Continuons à lire la deuxième phrase de
Zhong Yong sans oublier le sens de la première : « Suivre
notre nature constitue la voie ». Une fois notre nature humaine
considérée
égale à la nature du ciel en tant que fondement
transcendantal,
nous nous laissons guider par cette nature, nous sommes sur la voie.
Ici,
la « voie » est le cours de la vie et de notre existence.
«
Suivre notre nature » est comme un moteur qui assure
l'élan
et la vitalité de la nature humaine. Ainsi le cours de la vie
(la
« voie ») ne s'épuise pas. La « voie »,
dans cette deuxième phrase, est en plein développement
grâce
à la nature humaine déployée spontanément.
Cette « voie » est à la fois pleine d'énergie
et garde sa cohérence interne.
Nous avons ensuite une troisième phrase qui nous
fait comprendre que l'éducation, c'g'est cultiver cette voie. Si
nous faisons une association des deuxième et troisième
phrases,
nous obtenons une autre façon de la traduire : « Rectifier
l'élan de la nature humaine ». Cela constitue l' «
éducation
». Encore une fois, dans cette phrase nous ne pouvons pas
déterminer
le sujet du verbe « rectifier ». Est-ce que c'est
nous-mêmes
ou le maître (envers nous) qui rectifient ? Est-ce une auto
éducation
ou une éducation qui est à l'écoute de notre
élan
vital ? En tout cas, si c'est le maître qui nous rectifie,
l'éducation
qu'il nous donne aura pour but de nous aider. Elle n'a pas à
nous
être imposée.
En fonction de la syntaxe de ces trois phrases, nous
savons qu'avant de parler de l'éducation, il est indispensable
de
valoriser la nature humaine (qui varie chez chaque personne)
animée
par le cours du ciel. En fin de compte, il est important d'accepter
toutes
sortes de nature humaine. Le grand défi de l'éducation
est
d'essayer de re-positionner cette nature humaine dans la bonne
direction
si elle n'est pas sur la bonne « voie ».
Les textes philosophiques de la pensée chinoise
antique sur l'éducation ont un langage qui a la
caractéristique
d'éclairer notre esprit et de susciter des comportements qui le
respectent. C'est un langage ni scientifique ni sentimental. La
pensée
transmise dans ces textes est basée sur l'homme dans son
existence.
Elle réfléchit sur l'homme mais elle ne prend pas l'homme
comme objet d'étude. L'homme, le sujet primordial de
l'éducation
se trouve au centre de cette pensée. De plus, la pensée
chinoise,
notamment confucéenne et taoïste, discute de ce sujet avec
l'attitude de préserver l'homme comme un véritable
sujet
vivant et toujours inscrit dans un processus de changement.
L'éducation
dans ces deux pensées chinoises est une question de pratique.
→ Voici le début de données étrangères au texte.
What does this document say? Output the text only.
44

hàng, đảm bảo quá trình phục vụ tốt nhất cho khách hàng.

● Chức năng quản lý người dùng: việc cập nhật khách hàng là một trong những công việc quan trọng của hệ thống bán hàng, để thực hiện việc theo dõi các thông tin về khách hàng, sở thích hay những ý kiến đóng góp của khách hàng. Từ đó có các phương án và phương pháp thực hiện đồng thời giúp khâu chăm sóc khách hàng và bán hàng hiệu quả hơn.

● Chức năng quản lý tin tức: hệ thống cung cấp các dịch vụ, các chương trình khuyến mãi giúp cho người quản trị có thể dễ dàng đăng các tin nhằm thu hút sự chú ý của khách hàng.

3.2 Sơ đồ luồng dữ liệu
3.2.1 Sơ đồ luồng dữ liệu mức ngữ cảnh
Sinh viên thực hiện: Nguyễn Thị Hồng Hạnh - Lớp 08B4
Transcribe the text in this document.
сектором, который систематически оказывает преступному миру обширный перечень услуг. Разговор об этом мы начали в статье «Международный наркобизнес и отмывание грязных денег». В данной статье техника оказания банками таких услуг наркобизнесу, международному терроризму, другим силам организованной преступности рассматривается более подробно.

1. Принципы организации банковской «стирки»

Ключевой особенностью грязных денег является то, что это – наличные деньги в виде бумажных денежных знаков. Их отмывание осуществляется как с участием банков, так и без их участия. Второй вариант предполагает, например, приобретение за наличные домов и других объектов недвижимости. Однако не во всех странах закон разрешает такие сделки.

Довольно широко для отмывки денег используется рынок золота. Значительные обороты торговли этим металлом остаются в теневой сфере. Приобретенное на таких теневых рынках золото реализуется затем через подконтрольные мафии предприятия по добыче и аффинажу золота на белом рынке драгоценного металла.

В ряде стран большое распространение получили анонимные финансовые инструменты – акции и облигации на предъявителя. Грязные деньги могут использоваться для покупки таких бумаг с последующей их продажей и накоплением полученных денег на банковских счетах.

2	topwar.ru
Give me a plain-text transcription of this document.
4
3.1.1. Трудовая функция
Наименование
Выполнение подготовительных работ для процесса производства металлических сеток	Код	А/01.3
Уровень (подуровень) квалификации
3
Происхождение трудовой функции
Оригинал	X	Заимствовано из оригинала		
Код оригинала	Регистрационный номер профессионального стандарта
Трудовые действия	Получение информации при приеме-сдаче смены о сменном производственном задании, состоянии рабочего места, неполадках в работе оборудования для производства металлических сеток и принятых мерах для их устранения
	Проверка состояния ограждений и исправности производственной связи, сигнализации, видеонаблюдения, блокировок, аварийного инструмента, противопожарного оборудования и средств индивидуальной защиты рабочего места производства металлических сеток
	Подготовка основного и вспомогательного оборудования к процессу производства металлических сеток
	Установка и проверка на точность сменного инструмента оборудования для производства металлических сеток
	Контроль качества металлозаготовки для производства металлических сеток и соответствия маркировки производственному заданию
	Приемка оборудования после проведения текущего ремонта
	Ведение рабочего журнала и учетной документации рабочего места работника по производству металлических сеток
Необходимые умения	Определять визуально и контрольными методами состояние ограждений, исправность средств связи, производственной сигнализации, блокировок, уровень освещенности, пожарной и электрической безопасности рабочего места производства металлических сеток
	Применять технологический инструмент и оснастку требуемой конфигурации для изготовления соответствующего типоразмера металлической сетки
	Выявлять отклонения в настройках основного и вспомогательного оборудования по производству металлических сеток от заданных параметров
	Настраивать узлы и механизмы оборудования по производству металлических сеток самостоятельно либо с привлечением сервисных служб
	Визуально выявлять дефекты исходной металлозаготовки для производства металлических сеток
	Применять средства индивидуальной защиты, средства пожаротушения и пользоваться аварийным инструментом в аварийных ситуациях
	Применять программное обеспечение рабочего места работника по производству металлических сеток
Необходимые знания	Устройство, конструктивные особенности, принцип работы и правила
Le
vrai sens valable ne sera pas seulement la comprendre, mais la
réaliser.
Bibliographie
BARBIER, R., (1997) L'approche
transversale, l'écoute
sensible en sciences humaines, Paris, Editions Anthropos
CHENG, A. (1981) Entretiens de Confucius,
Paris,
Ed. du seuil.
DEMORGON, J. (1999) "un modèle global
dynamique
des cultures et de l'interculturel" in l'interculturel en formation,
Paris, Retz.
DUAN Yu Cai (1996) Sho Wen Jie Zi Zhu
(Commentaire
de Shuo Wen Jie Zi), Taïpei , éd. Tian Gon Shu Ju
(éd.
1815).
JULLIEN, F. (1993) Zhong Yong, La
Régulation
à usage ordinaire, Paris, Imprimerie nationale
éditions.
JULLIEN, F. (1995, oct.), Le
détour et l'accès
Production déléguée, art & éducation.
production
exécutive Studio vidéo Paris 7. Denis Diderot.
LAO-TZEU, (1997) La voie et sa vertu
Tao-tê-king,
traduit par François Houang et Pierre Leyris, Paris, Seuil.